Belgique

C’est la deuxième fois en moins de six semaines. Après l’attaque d’une bijouterie à Uccle qui s’était soldée par la mort d’une automobiliste le 5 mars dernier, un nouveau braquage contre une bijouterie s’est terminé dans le sang lundi après-midi à Ixelles. Et, à nouveau, c’est dans une artère commerçante très fréquentée de la capitale et en plein jour que les faits ont été commis. Un bijoutier, bien connu dans le quartier, a été tué tandis qu’un de ses proches a été blessé par balle. Les deux malfaiteurs, dont un a également été touché, ont pu être interpellés rapidement dans les environs.

Le quartier de la porte de Namur à Ixelles est bien connu des cinéphiles bruxellois et des amateurs de culture africaine. Ses trottoirs, bordés de nombreux commerces et de galeries, sont arpentés chaque jour par des milliers de personnes.

La bijouterie City Tex est située à l’entrée de la chaussée de Wavre. Elle est gérée par un bijoutier d’origine géorgienne âgé d’une soixantaine d’années. Lundi vers 13h40, deux hommes armés ont fait irruption dans sa boutique et l’ont menacé. Pour une raison encore inexpliquée, ils ont tiré sur le bijoutier. Un membre de la famille du bijoutier, qui exploite une boutique toute proche et qui a entendu une ou plusieurs détonations, est intervenu et aurait tenté de s’interposer. Il a été atteint d’une ou plusieurs balles.

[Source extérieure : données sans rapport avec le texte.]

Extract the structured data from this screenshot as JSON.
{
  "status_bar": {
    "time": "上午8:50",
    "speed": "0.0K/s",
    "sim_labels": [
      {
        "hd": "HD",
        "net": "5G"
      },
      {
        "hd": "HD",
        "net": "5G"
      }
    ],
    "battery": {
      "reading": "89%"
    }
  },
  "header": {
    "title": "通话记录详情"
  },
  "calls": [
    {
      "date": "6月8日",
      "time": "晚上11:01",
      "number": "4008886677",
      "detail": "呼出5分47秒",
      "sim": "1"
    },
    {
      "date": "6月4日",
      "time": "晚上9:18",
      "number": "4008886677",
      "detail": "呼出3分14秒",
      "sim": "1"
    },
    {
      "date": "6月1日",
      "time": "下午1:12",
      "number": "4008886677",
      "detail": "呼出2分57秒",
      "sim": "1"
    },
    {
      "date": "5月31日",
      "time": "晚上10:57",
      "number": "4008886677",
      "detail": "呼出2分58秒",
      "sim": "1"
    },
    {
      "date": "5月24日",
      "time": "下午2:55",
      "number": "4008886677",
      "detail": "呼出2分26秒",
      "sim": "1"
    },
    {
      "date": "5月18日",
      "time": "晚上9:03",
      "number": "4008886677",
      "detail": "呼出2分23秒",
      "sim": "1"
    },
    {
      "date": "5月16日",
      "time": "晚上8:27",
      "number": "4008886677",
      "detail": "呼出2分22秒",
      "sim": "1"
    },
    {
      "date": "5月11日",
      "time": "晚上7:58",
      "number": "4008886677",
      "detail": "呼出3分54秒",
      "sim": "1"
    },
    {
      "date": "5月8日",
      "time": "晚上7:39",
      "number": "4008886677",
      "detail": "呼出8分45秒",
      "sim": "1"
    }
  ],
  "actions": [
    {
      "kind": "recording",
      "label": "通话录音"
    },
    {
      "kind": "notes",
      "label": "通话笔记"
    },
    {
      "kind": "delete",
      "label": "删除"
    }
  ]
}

Des riverains ont entendu les coups de feu et ont vu deux personnes armées prendre la fuite à pied. Deux passants les ont pris en chasse. Non loin du palais royal, situé à quelques centaines de mètres de la bijouterie, il sont parvenus à rattraper un des deux fuyards qui, épuisé, venait de se débarrasser de son arme de poing. L’homme a été remis à la police qui a capturé le deuxième auteur présumé. Un de ces deux malfaiteurs a été blessé par balle.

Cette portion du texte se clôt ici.